The pipeline is executed from the command line using the following syntax inside afni_preprocessing/preprocessing:
./main.sh [OPTIONS]
Options:
--num_cpus: Number of CPUs to use (default: 16)
--fwh: Full width at half maximum for smoothing (default: 4)
--vox_res: Voxel resolution (default: 2)
--data_folder: Path to the data folder
--output_folder: Path to the output folder
--mnitemp: Path to the MNI template
--onlysubj: Space-separated list of subjects to process (optional)
--skipsubj: Space-separated list of subjects to skip (optional)
--compute_anat: Flag to compute anatomical preprocessing (default: 1)
--compute_func: Flag to compute functional preprocessing (default: 1)
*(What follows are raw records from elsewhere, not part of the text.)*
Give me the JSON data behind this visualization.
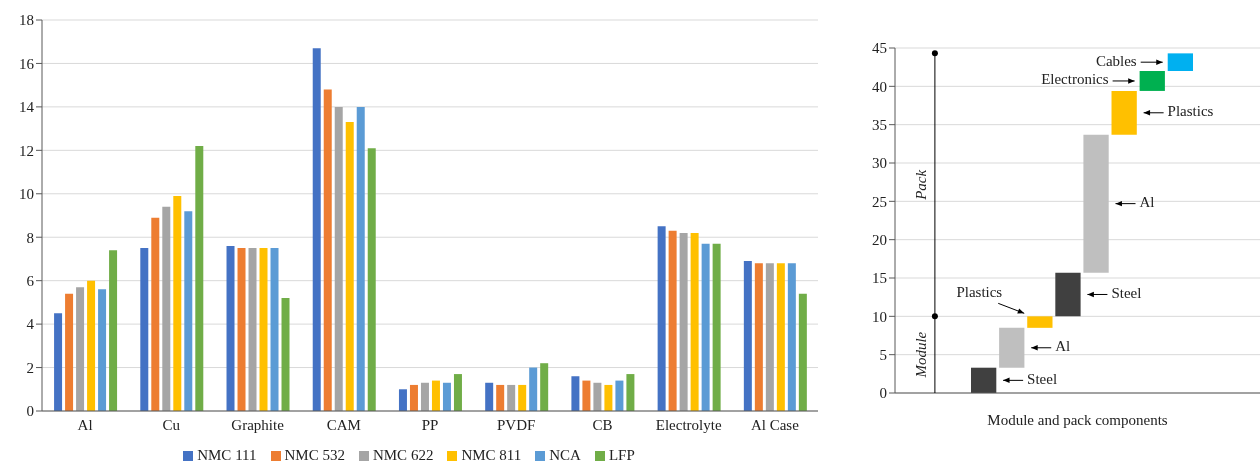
{
  "chart_data": [
    {
      "type": "bar",
      "categories": [
        "Al",
        "Cu",
        "Graphite",
        "CAM",
        "PP",
        "PVDF",
        "CB",
        "Electrolyte",
        "Al Case"
      ],
      "series": [
        {
          "name": "NMC 111",
          "color": "#4472c4",
          "values": [
            4.5,
            7.5,
            7.6,
            16.7,
            1.0,
            1.3,
            1.6,
            8.5,
            6.9
          ]
        },
        {
          "name": "NMC 532",
          "color": "#ed7d31",
          "values": [
            5.4,
            8.9,
            7.5,
            14.8,
            1.2,
            1.2,
            1.4,
            8.3,
            6.8
          ]
        },
        {
          "name": "NMC 622",
          "color": "#a5a5a5",
          "values": [
            5.7,
            9.4,
            7.5,
            14.0,
            1.3,
            1.2,
            1.3,
            8.2,
            6.8
          ]
        },
        {
          "name": "NMC 811",
          "color": "#ffc000",
          "values": [
            6.0,
            9.9,
            7.5,
            13.3,
            1.4,
            1.2,
            1.2,
            8.2,
            6.8
          ]
        },
        {
          "name": "NCA",
          "color": "#5b9bd5",
          "values": [
            5.6,
            9.2,
            7.5,
            14.0,
            1.3,
            2.0,
            1.4,
            7.7,
            6.8
          ]
        },
        {
          "name": "LFP",
          "color": "#70ad47",
          "values": [
            7.4,
            12.2,
            5.2,
            12.1,
            1.7,
            2.2,
            1.7,
            7.7,
            5.4
          ]
        }
      ],
      "ylim": [
        0,
        18
      ],
      "yticks": [
        0,
        2,
        4,
        6,
        8,
        10,
        12,
        14,
        16,
        18
      ],
      "grid": "y",
      "legend": "bottom"
    },
    {
      "type": "bar",
      "categories": [
        null,
        null,
        null,
        null,
        null,
        null,
        null,
        null
      ],
      "values": [
        3.3,
        5.2,
        1.5,
        5.7,
        18,
        5.7,
        2.6,
        2.3
      ],
      "base": [
        0,
        3.3,
        8.5,
        10,
        15.7,
        33.7,
        39.4,
        42
      ],
      "colors": [
        "#404040",
        "#bfbfbf",
        "#ffc000",
        "#404040",
        "#bfbfbf",
        "#ffc000",
        "#00b050",
        "#00b0f0"
      ],
      "ylim": [
        0,
        45
      ],
      "yticks": [
        0,
        5,
        10,
        15,
        20,
        25,
        30,
        35,
        40,
        45
      ],
      "grid": "y",
      "xlabel": "Module and pack components",
      "annotations": [
        "Steel",
        "Al",
        "Plastics",
        "Steel",
        "Al",
        "Plastics",
        "Electronics",
        "Cables",
        "Module",
        "Pack"
      ]
    }
  ]
}
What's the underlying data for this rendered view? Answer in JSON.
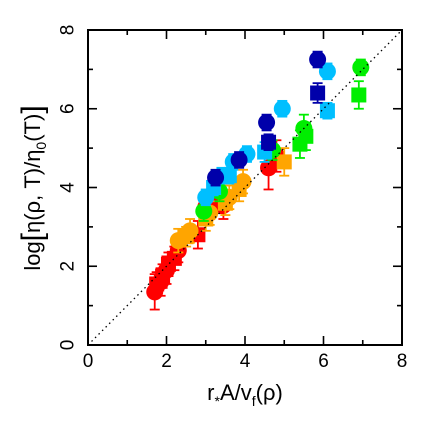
{
  "chart_data": {
    "type": "scatter",
    "title": "",
    "xlabel": "r*A/vf(ρ)",
    "ylabel": "log[η(ρ,T)/η0(T)]",
    "xlim": [
      0,
      8
    ],
    "ylim": [
      0,
      8
    ],
    "xticks": [
      "0",
      "2",
      "4",
      "6",
      "8"
    ],
    "yticks": [
      "0",
      "2",
      "4",
      "6",
      "8"
    ],
    "grid": false,
    "legend": "none",
    "reference_line": {
      "style": "dotted",
      "color": "#000000",
      "from": [
        0,
        0
      ],
      "to": [
        8,
        8
      ]
    },
    "series": [
      {
        "color": "#ff0000",
        "marker": "circle",
        "points": [
          [
            1.7,
            1.35,
            0.45
          ],
          [
            1.85,
            1.6,
            0.35
          ],
          [
            2.0,
            1.9,
            0.35
          ],
          [
            2.3,
            2.4,
            0.3
          ],
          [
            3.0,
            3.5,
            0.3
          ],
          [
            3.45,
            3.55,
            0.35
          ],
          [
            4.6,
            4.5,
            0.55
          ],
          [
            4.8,
            4.8,
            0.4
          ]
        ]
      },
      {
        "color": "#ff0000",
        "marker": "square",
        "points": [
          [
            1.75,
            1.55,
            0.3
          ],
          [
            1.9,
            1.75,
            0.3
          ],
          [
            2.05,
            2.05,
            0.3
          ],
          [
            2.2,
            2.2,
            0.3
          ],
          [
            2.8,
            2.8,
            0.35
          ],
          [
            3.35,
            3.7,
            0.35
          ]
        ]
      },
      {
        "color": "#ffa500",
        "marker": "circle",
        "points": [
          [
            2.3,
            2.65,
            0.3
          ],
          [
            2.6,
            2.9,
            0.3
          ],
          [
            3.1,
            3.35,
            0.3
          ],
          [
            3.6,
            3.75,
            0.3
          ],
          [
            3.95,
            4.15,
            0.3
          ]
        ]
      },
      {
        "color": "#ffa500",
        "marker": "square",
        "points": [
          [
            2.5,
            2.75,
            0.25
          ],
          [
            3.0,
            3.2,
            0.3
          ],
          [
            3.5,
            3.6,
            0.3
          ],
          [
            3.85,
            3.95,
            0.3
          ],
          [
            5.0,
            4.65,
            0.35
          ]
        ]
      },
      {
        "color": "#00ee00",
        "marker": "circle",
        "points": [
          [
            2.95,
            3.4,
            0.25
          ],
          [
            3.35,
            3.9,
            0.25
          ],
          [
            4.7,
            4.95,
            0.25
          ],
          [
            5.5,
            5.5,
            0.35
          ],
          [
            6.95,
            7.05,
            0.2
          ]
        ]
      },
      {
        "color": "#00ee00",
        "marker": "square",
        "points": [
          [
            5.4,
            5.1,
            0.35
          ],
          [
            5.55,
            5.3,
            0.35
          ],
          [
            6.9,
            6.35,
            0.35
          ]
        ]
      },
      {
        "color": "#00bfff",
        "marker": "circle",
        "points": [
          [
            3.0,
            3.75,
            0.2
          ],
          [
            3.4,
            4.3,
            0.2
          ],
          [
            3.7,
            4.65,
            0.2
          ],
          [
            4.05,
            4.85,
            0.2
          ],
          [
            4.95,
            6.0,
            0.2
          ],
          [
            6.1,
            6.95,
            0.2
          ]
        ]
      },
      {
        "color": "#00bfff",
        "marker": "square",
        "points": [
          [
            3.2,
            4.0,
            0.2
          ],
          [
            3.6,
            4.3,
            0.2
          ],
          [
            4.5,
            4.9,
            0.25
          ],
          [
            6.1,
            5.95,
            0.2
          ]
        ]
      },
      {
        "color": "#0000aa",
        "marker": "circle",
        "points": [
          [
            3.25,
            4.25,
            0.2
          ],
          [
            3.85,
            4.7,
            0.2
          ],
          [
            4.55,
            5.65,
            0.2
          ],
          [
            5.85,
            7.25,
            0.2
          ]
        ]
      },
      {
        "color": "#0000aa",
        "marker": "square",
        "points": [
          [
            4.6,
            5.15,
            0.2
          ],
          [
            5.85,
            6.4,
            0.25
          ]
        ]
      }
    ]
  }
}
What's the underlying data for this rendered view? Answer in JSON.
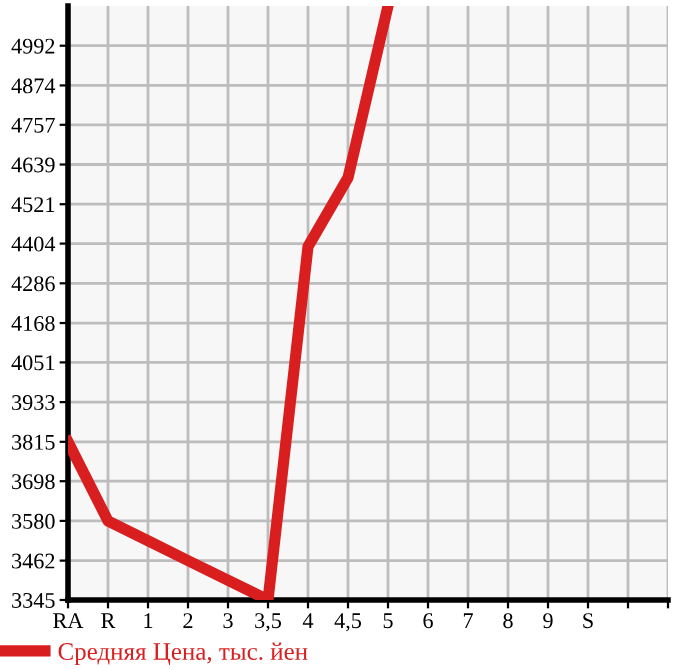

--performTShift: Flag to perform temporal shifting (default: 0)
--ciric: Flag for ciric-specific options (default: 1)
--deconv_single_run: Flag for deconvolution in a single run (default: 1)
--tasks_regressors: Flag to include task regressors (default: 1)
--onset_regressor: Flag to include onset regressors (default: 1)
--tr: Temporal resolution (default: 1)
--help: Display help message
The code automatically saves a copy of the script with a timestamp upon execution for reference. Refer to the individual preprocessing scripts (anatomical_preprocessing.sh and functional_preprocessing.sh) for further details on their functionalities.
Please note that this is a general description, and specific details about the preprocessing steps might be found in the code itself or in the additional scripts mentioned.